"Le 20 mars dernier des représentants du Parlement européen et des Etats membres de la zone euro sont parvenus à un accord concernant le volet résolution de l’union bancaire. Quel regard portez-vous sur cet accord ?
Par cet accord, des réponses ont été apportées sur ce qu’il y a lieu de faire si une banque rencontre des difficultés importantes qui menacent sa survie sans devoir nécessairement passer par l’Etat membre concerné pour procéder à une opération de renflouement. C'est ce changement de logique qui est important. L'accord permet de le mettre en place.


Les éléments constitutifs d’une union bancaire sont à présent réunis pour atténuer la dépendance forte entre les banques et les Etats.
Cette union bancaire fait partie des dispositifs successifs mis en place par les responsables de la zone euro- avec le Mécanisme européen de stabilité, le Traité de gouvernance, l’OMT (Outright Monetary Transactions) - en vue d’améliorer l’autonomie de fonctionnement de l’union monétaire, la gestion des situations délicates en son sein, et de restaurer la confiance à son égard.

Certains ont critiqué le fait que le processus de décision était trop compliqué et trop lent ?

Dans le cas où les montants sont inférieurs à 5 milliards d’euros, le processus peut être assez rapide dans la mesure où il n’y a pas besoin de convoquer une commission plénière.
Il n’est pas illogique que des banques de plus grande envergure, de nature systémique, nécessitent un processus plus complexe et plus long.

Il est également critiqué la faiblesse de la dotation du fonds de résolution, censé être créé dans un délai de 8 ans par le biais de dotations des banques de la zone euro ?

Le fonds devrait être doté de 55 milliards d’euros. Ce n’est évidemment pas suffisant.
Ceci étant, l’idée est d’éviter au maximum que ce fonds de résolution ne soit pas utilisé en dernier recours.
De nombreux remparts ont été construits ces dernières années sur le plan prudentiel pour que le risque de voir les grandes institutions dans un état fortement fragilisé soit limité.

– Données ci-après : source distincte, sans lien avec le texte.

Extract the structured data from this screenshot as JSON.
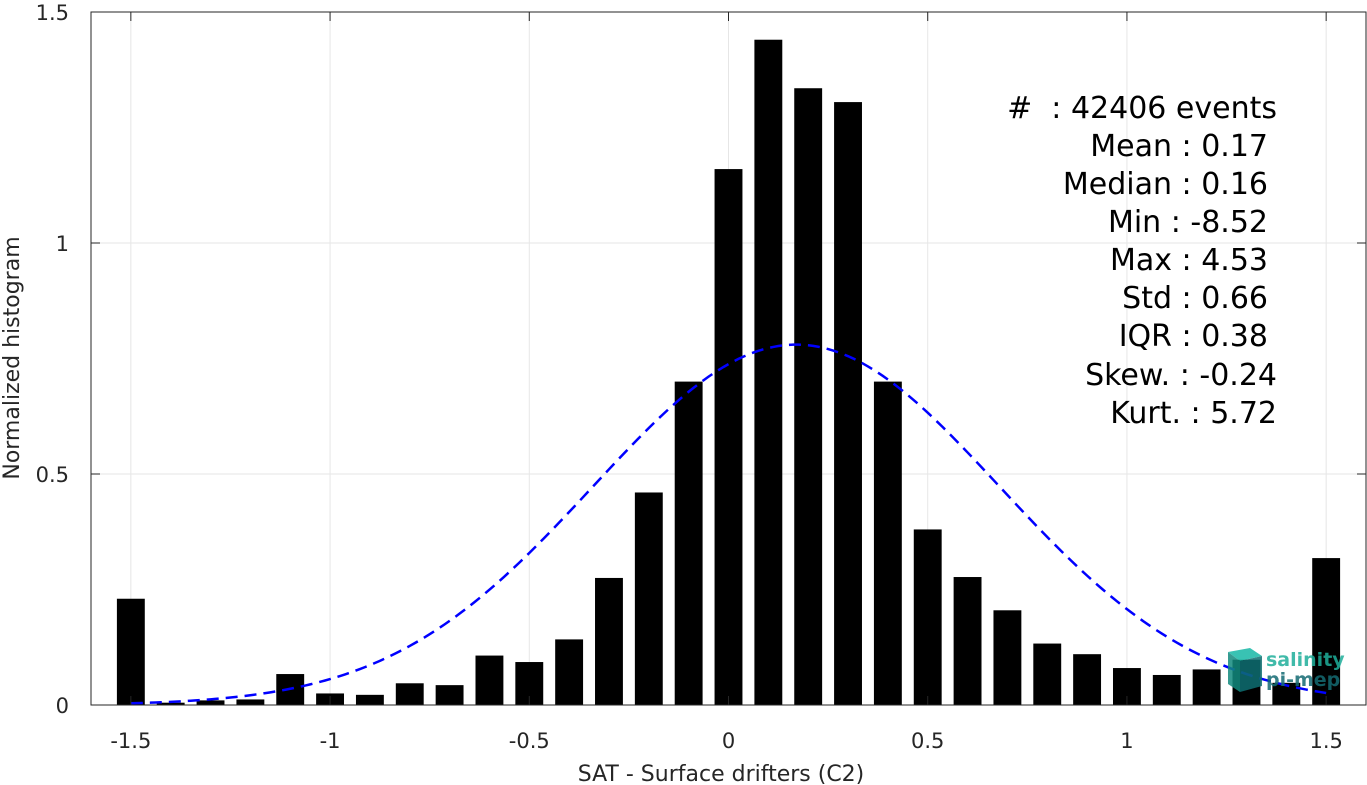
{
  "chart_data": {
    "type": "bar",
    "xlabel": "SAT - Surface drifters (C2)",
    "ylabel": "Normalized histogram",
    "xlim": [
      -1.6,
      1.6
    ],
    "ylim": [
      0,
      1.5
    ],
    "x_ticks": [
      -1.5,
      -1,
      -0.5,
      0,
      0.5,
      1,
      1.5
    ],
    "x_tick_labels": [
      "-1.5",
      "-1",
      "-0.5",
      "0",
      "0.5",
      "1",
      "1.5"
    ],
    "y_ticks": [
      0,
      0.5,
      1,
      1.5
    ],
    "y_tick_labels": [
      "0",
      "0.5",
      "1",
      "1.5"
    ],
    "grid": true,
    "bin_width": 0.1,
    "bar_width_fraction": 0.7,
    "bins": [
      {
        "x": -1.5,
        "value": 0.23
      },
      {
        "x": -1.4,
        "value": 0.005
      },
      {
        "x": -1.3,
        "value": 0.01
      },
      {
        "x": -1.2,
        "value": 0.012
      },
      {
        "x": -1.1,
        "value": 0.067
      },
      {
        "x": -1.0,
        "value": 0.025
      },
      {
        "x": -0.9,
        "value": 0.022
      },
      {
        "x": -0.8,
        "value": 0.047
      },
      {
        "x": -0.7,
        "value": 0.043
      },
      {
        "x": -0.6,
        "value": 0.107
      },
      {
        "x": -0.5,
        "value": 0.093
      },
      {
        "x": -0.4,
        "value": 0.142
      },
      {
        "x": -0.3,
        "value": 0.275
      },
      {
        "x": -0.2,
        "value": 0.46
      },
      {
        "x": -0.1,
        "value": 0.7
      },
      {
        "x": 0.0,
        "value": 1.16
      },
      {
        "x": 0.1,
        "value": 1.44
      },
      {
        "x": 0.2,
        "value": 1.335
      },
      {
        "x": 0.3,
        "value": 1.305
      },
      {
        "x": 0.4,
        "value": 0.7
      },
      {
        "x": 0.5,
        "value": 0.38
      },
      {
        "x": 0.6,
        "value": 0.277
      },
      {
        "x": 0.7,
        "value": 0.205
      },
      {
        "x": 0.8,
        "value": 0.133
      },
      {
        "x": 0.9,
        "value": 0.11
      },
      {
        "x": 1.0,
        "value": 0.08
      },
      {
        "x": 1.1,
        "value": 0.065
      },
      {
        "x": 1.2,
        "value": 0.077
      },
      {
        "x": 1.3,
        "value": 0.098
      },
      {
        "x": 1.4,
        "value": 0.048
      },
      {
        "x": 1.5,
        "value": 0.318
      }
    ],
    "gaussian_fit": {
      "mean": 0.17,
      "std": 0.51,
      "peak": 0.78,
      "x_range": [
        -1.5,
        1.5
      ],
      "color": "#0000ff",
      "style": "dashed"
    },
    "bar_color": "#000000",
    "stats_lines": [
      "#  : 42406 events",
      "Mean : 0.17",
      "Median : 0.16",
      "Min : -8.52",
      "Max : 4.53",
      "Std : 0.66",
      "IQR : 0.38",
      "Skew. : -0.24",
      "Kurt. : 5.72"
    ]
  },
  "logo": {
    "line1": "salinity",
    "line2": "pi-mep",
    "color": "#1fae9b"
  }
}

Indépendamment de tous les pare-feux que l’on a mis en place, une autre manière de relativiser la petite taille de ce fonds réside dans l’implication des créanciers dans les pertes subies par les banques.
L’endossement des créanciers d’une partie des dégâts engendrés par la mise à mal de la banque réduira d’autant plus les coûts d’un éventuel défaut pour les contribuables.

Quelle vision avez-vous sur la mutualisation des encours de ce fonds ?

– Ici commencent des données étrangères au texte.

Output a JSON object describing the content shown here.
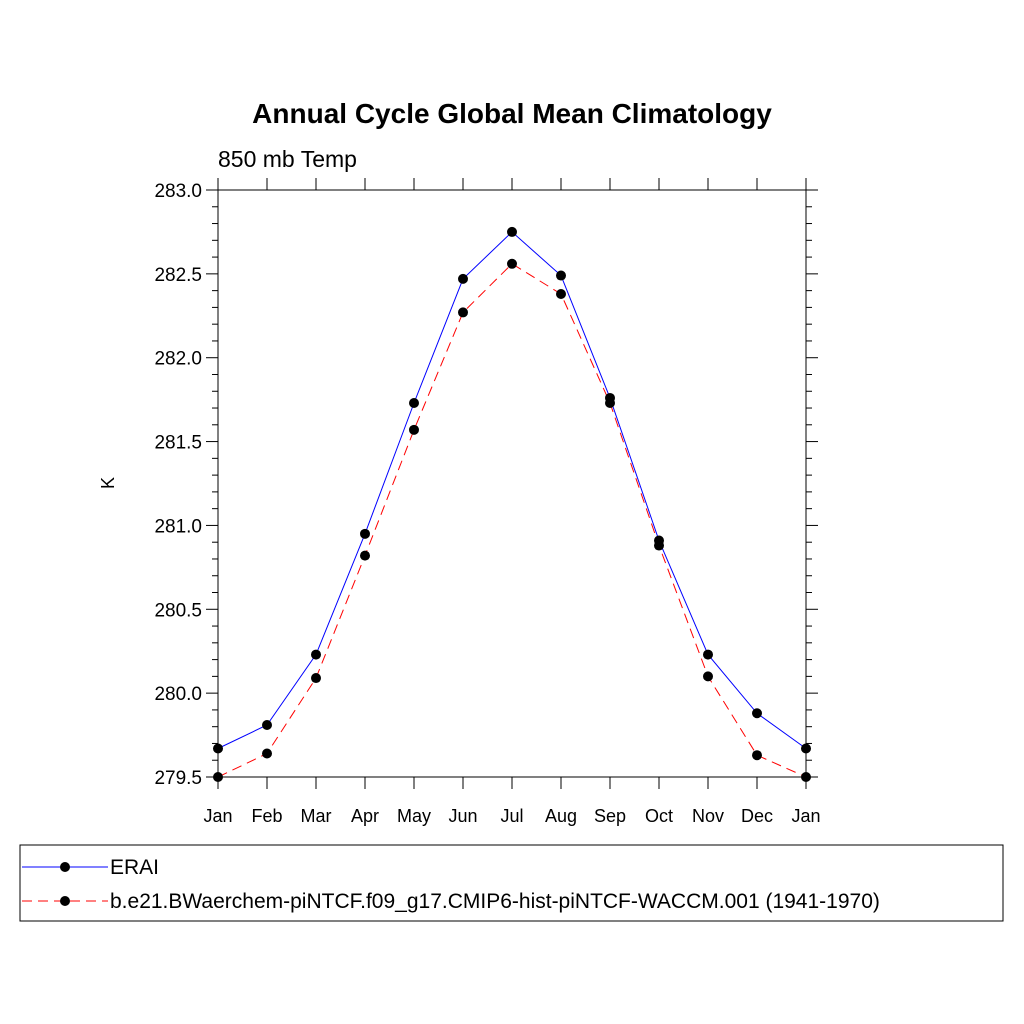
{
  "chart_data": {
    "type": "line",
    "title": "Annual Cycle Global Mean Climatology",
    "subtitle": "850 mb Temp",
    "ylabel": "K",
    "xlabel": "",
    "categories": [
      "Jan",
      "Feb",
      "Mar",
      "Apr",
      "May",
      "Jun",
      "Jul",
      "Aug",
      "Sep",
      "Oct",
      "Nov",
      "Dec",
      "Jan"
    ],
    "ylim": [
      279.5,
      283.0
    ],
    "yticks": [
      "279.5",
      "280.0",
      "280.5",
      "281.0",
      "281.5",
      "282.0",
      "282.5",
      "283.0"
    ],
    "grid": false,
    "legend_placement": "bottom",
    "series": [
      {
        "name": "ERAI",
        "color": "#0000ff",
        "dash": "solid",
        "values": [
          279.67,
          279.81,
          280.23,
          280.95,
          281.73,
          282.47,
          282.75,
          282.49,
          281.76,
          280.91,
          280.23,
          279.88,
          279.67
        ]
      },
      {
        "name": "b.e21.BWaerchem-piNTCF.f09_g17.CMIP6-hist-piNTCF-WACCM.001 (1941-1970)",
        "color": "#ff0000",
        "dash": "dashed",
        "values": [
          279.5,
          279.64,
          280.09,
          280.82,
          281.57,
          282.27,
          282.56,
          282.38,
          281.73,
          280.88,
          280.1,
          279.63,
          279.5
        ]
      }
    ]
  }
}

40% des encours du fonds seront mutualisés au cours de la première année et 60% à l’issue des deux années suivantes. Ainsi une bonne partie du fonds sera un pot commun. In fine les encours du fonds seront totalement mutualisés. L'objectif de mutualisation progressive est essentiel car derrière la mise en place de l'union bancaire c'est le marché bancaire unique qui se met en place et cela ne peut fonctionner qu'avec une garantie qui s'applique à toutes les banques sans distinction.

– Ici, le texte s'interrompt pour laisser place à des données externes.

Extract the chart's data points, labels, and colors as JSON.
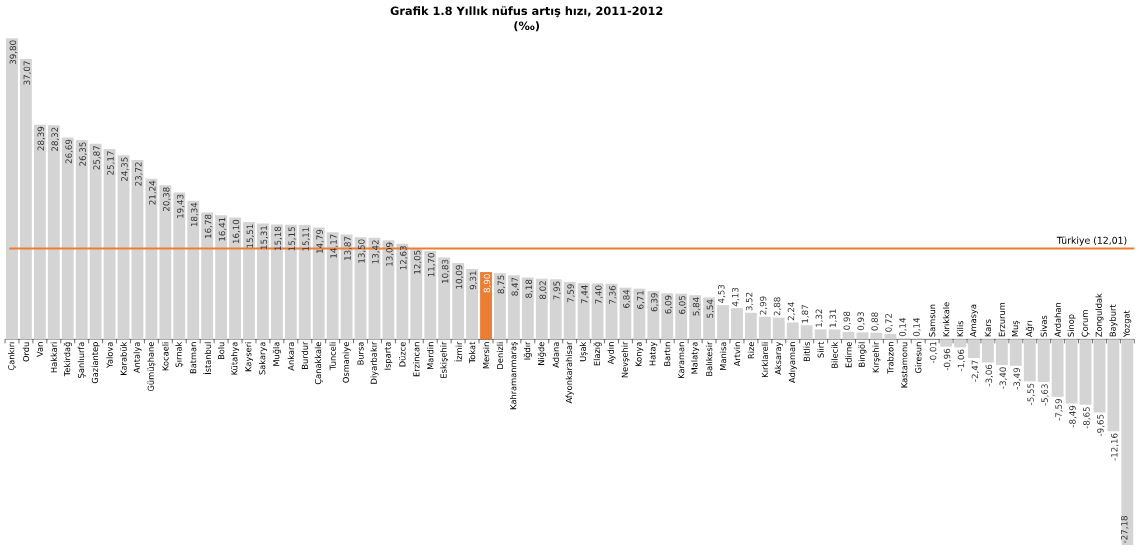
{
  "chart_data": {
    "type": "bar",
    "title": "Grafik 1.8 Yıllık nüfus artış hızı, 2011-2012",
    "subtitle": "(‰)",
    "categories": [
      "Çankırı",
      "Ordu",
      "Van",
      "Hakkari",
      "Tekirdağ",
      "Şanlıurfa",
      "Gaziantep",
      "Yalova",
      "Karabük",
      "Antalya",
      "Gümüşhane",
      "Kocaeli",
      "Şırnak",
      "Batman",
      "İstanbul",
      "Bolu",
      "Kütahya",
      "Kayseri",
      "Sakarya",
      "Muğla",
      "Ankara",
      "Burdur",
      "Çanakkale",
      "Tunceli",
      "Osmaniye",
      "Bursa",
      "Diyarbakır",
      "Isparta",
      "Düzce",
      "Erzincan",
      "Mardin",
      "Eskişehir",
      "İzmir",
      "Tokat",
      "Mersin",
      "Denizli",
      "Kahramanmaraş",
      "Iğdır",
      "Niğde",
      "Adana",
      "Afyonkarahisar",
      "Uşak",
      "Elazığ",
      "Aydın",
      "Nevşehir",
      "Konya",
      "Hatay",
      "Bartın",
      "Karaman",
      "Malatya",
      "Balıkesir",
      "Manisa",
      "Artvin",
      "Rize",
      "Kırklareli",
      "Aksaray",
      "Adıyaman",
      "Bitlis",
      "Siirt",
      "Bilecik",
      "Edirne",
      "Bingöl",
      "Kırşehir",
      "Trabzon",
      "Kastamonu",
      "Giresun",
      "Samsun",
      "Kırıkkale",
      "Kilis",
      "Amasya",
      "Kars",
      "Erzurum",
      "Muş",
      "Ağrı",
      "Sivas",
      "Ardahan",
      "Sinop",
      "Çorum",
      "Zonguldak",
      "Bayburt",
      "Yozgat"
    ],
    "values": [
      39.8,
      37.07,
      28.39,
      28.32,
      26.69,
      26.35,
      25.87,
      25.17,
      24.35,
      23.72,
      21.24,
      20.38,
      19.43,
      18.34,
      16.78,
      16.41,
      16.1,
      15.51,
      15.31,
      15.18,
      15.15,
      15.11,
      14.79,
      14.17,
      13.87,
      13.5,
      13.42,
      13.09,
      12.63,
      12.05,
      11.7,
      10.83,
      10.09,
      9.31,
      8.9,
      8.75,
      8.47,
      8.18,
      8.02,
      7.95,
      7.59,
      7.44,
      7.4,
      7.36,
      6.84,
      6.71,
      6.39,
      6.09,
      6.05,
      5.84,
      5.54,
      4.53,
      4.13,
      3.52,
      2.99,
      2.88,
      2.24,
      1.87,
      1.32,
      1.31,
      0.98,
      0.93,
      0.88,
      0.72,
      0.14,
      0.14,
      -0.01,
      -0.96,
      -1.06,
      -2.47,
      -3.06,
      -3.4,
      -3.49,
      -5.55,
      -5.63,
      -7.59,
      -8.49,
      -8.65,
      -9.65,
      -12.16,
      -27.18
    ],
    "value_labels": [
      "39,80",
      "37,07",
      "28,39",
      "28,32",
      "26,69",
      "26,35",
      "25,87",
      "25,17",
      "24,35",
      "23,72",
      "21,24",
      "20,38",
      "19,43",
      "18,34",
      "16,78",
      "16,41",
      "16,10",
      "15,51",
      "15,31",
      "15,18",
      "15,15",
      "15,11",
      "14,79",
      "14,17",
      "13,87",
      "13,50",
      "13,42",
      "13,09",
      "12,63",
      "12,05",
      "11,70",
      "10,83",
      "10,09",
      "9,31",
      "8,90",
      "8,75",
      "8,47",
      "8,18",
      "8,02",
      "7,95",
      "7,59",
      "7,44",
      "7,40",
      "7,36",
      "6,84",
      "6,71",
      "6,39",
      "6,09",
      "6,05",
      "5,84",
      "5,54",
      "4,53",
      "4,13",
      "3,52",
      "2,99",
      "2,88",
      "2,24",
      "1,87",
      "1,32",
      "1,31",
      "0,98",
      "0,93",
      "0,88",
      "0,72",
      "0,14",
      "0,14",
      "-0,01",
      "-0,96",
      "-1,06",
      "-2,47",
      "-3,06",
      "-3,40",
      "-3,49",
      "-5,55",
      "-5,63",
      "-7,59",
      "-8,49",
      "-8,65",
      "-9,65",
      "-12,16",
      "-27,18"
    ],
    "colors": [
      "#d4d4d4",
      "#d4d4d4",
      "#d4d4d4",
      "#d4d4d4",
      "#d4d4d4",
      "#d4d4d4",
      "#d4d4d4",
      "#d4d4d4",
      "#d4d4d4",
      "#d4d4d4",
      "#d4d4d4",
      "#d4d4d4",
      "#d4d4d4",
      "#d4d4d4",
      "#d4d4d4",
      "#d4d4d4",
      "#d4d4d4",
      "#d4d4d4",
      "#d4d4d4",
      "#d4d4d4",
      "#d4d4d4",
      "#d4d4d4",
      "#d4d4d4",
      "#d4d4d4",
      "#d4d4d4",
      "#d4d4d4",
      "#d4d4d4",
      "#d4d4d4",
      "#d4d4d4",
      "#d4d4d4",
      "#d4d4d4",
      "#d4d4d4",
      "#d4d4d4",
      "#d4d4d4",
      "#ed7d31",
      "#d4d4d4",
      "#d4d4d4",
      "#d4d4d4",
      "#d4d4d4",
      "#d4d4d4",
      "#d4d4d4",
      "#d4d4d4",
      "#d4d4d4",
      "#d4d4d4",
      "#d4d4d4",
      "#d4d4d4",
      "#d4d4d4",
      "#d4d4d4",
      "#d4d4d4",
      "#d4d4d4",
      "#d4d4d4",
      "#d4d4d4",
      "#d4d4d4",
      "#d4d4d4",
      "#d4d4d4",
      "#d4d4d4",
      "#d4d4d4",
      "#d4d4d4",
      "#d4d4d4",
      "#d4d4d4",
      "#d4d4d4",
      "#d4d4d4",
      "#d4d4d4",
      "#d4d4d4",
      "#d4d4d4",
      "#d4d4d4",
      "#d4d4d4",
      "#d4d4d4",
      "#d4d4d4",
      "#d4d4d4",
      "#d4d4d4",
      "#d4d4d4",
      "#d4d4d4",
      "#d4d4d4",
      "#d4d4d4",
      "#d4d4d4",
      "#d4d4d4",
      "#d4d4d4",
      "#d4d4d4",
      "#d4d4d4",
      "#d4d4d4"
    ],
    "ref_lines": [
      {
        "axis": "y",
        "value": 12.01,
        "label": "Türkiye (12,01)",
        "color": "#ed7d31"
      }
    ],
    "tick_labels": "x"
  }
}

Le fonds ne pourra cependant pas s’appuyer sur garantie commune des Etats membres ou sur le Mécanisme européen de stabilité pour pouvoir emprunter sur le marché ?
C’est une anomalie qui peut être source d’ennuis. Mais c'est aussi un moyen de responsabiliser l'ensemble du système bancaire pour faire face à ses éventuelles déséquilibres.

L’accord doit à présent être validé par un vote du Parlement et une ratification des Etats membres. Alimentez-vous une quelconque appréhension à ce sujet ?
Les négociations ont été suffisamment fortes et tendues pour que le texte soit validé par les députés au Parlement.
On ne peut pas exclure une levée de bouclier de la part de certaines autorités allemandes, à l’instar de ce qui s’est déroulé pour le MES ou l’OMT.

Est-ce que l’ensemble de ces lacunes ne mettent pas en doute la solidité de l’union bancaire ?

Il est illusoire de penser que l’on aurait eu de suite un calibrage parfait de cette union bancaire. On peut espérer que les lacunes et les points d’interrogation vont être réglés et éclaircis avec le temps grâce à une certaine dynamique. Comme dans toute construction juridique, il y aura de la jurisprudence. Les lignes de contours vont être précisées en fonction des contraintes auxquelles cette union bancaire devra faire face.

Partir du principe que tant que cela n’est pas parfait, alors on ne met pas en place, est la meilleure manière de ne rien faire. Lorsque l’on regarde ce qu’est la BCE aujourd’hui par rapport à ce qu’elle était il y a dix ans, une nette évolution peut être relevée. Le mode de réflexion et les interventions ne sont pas identiques.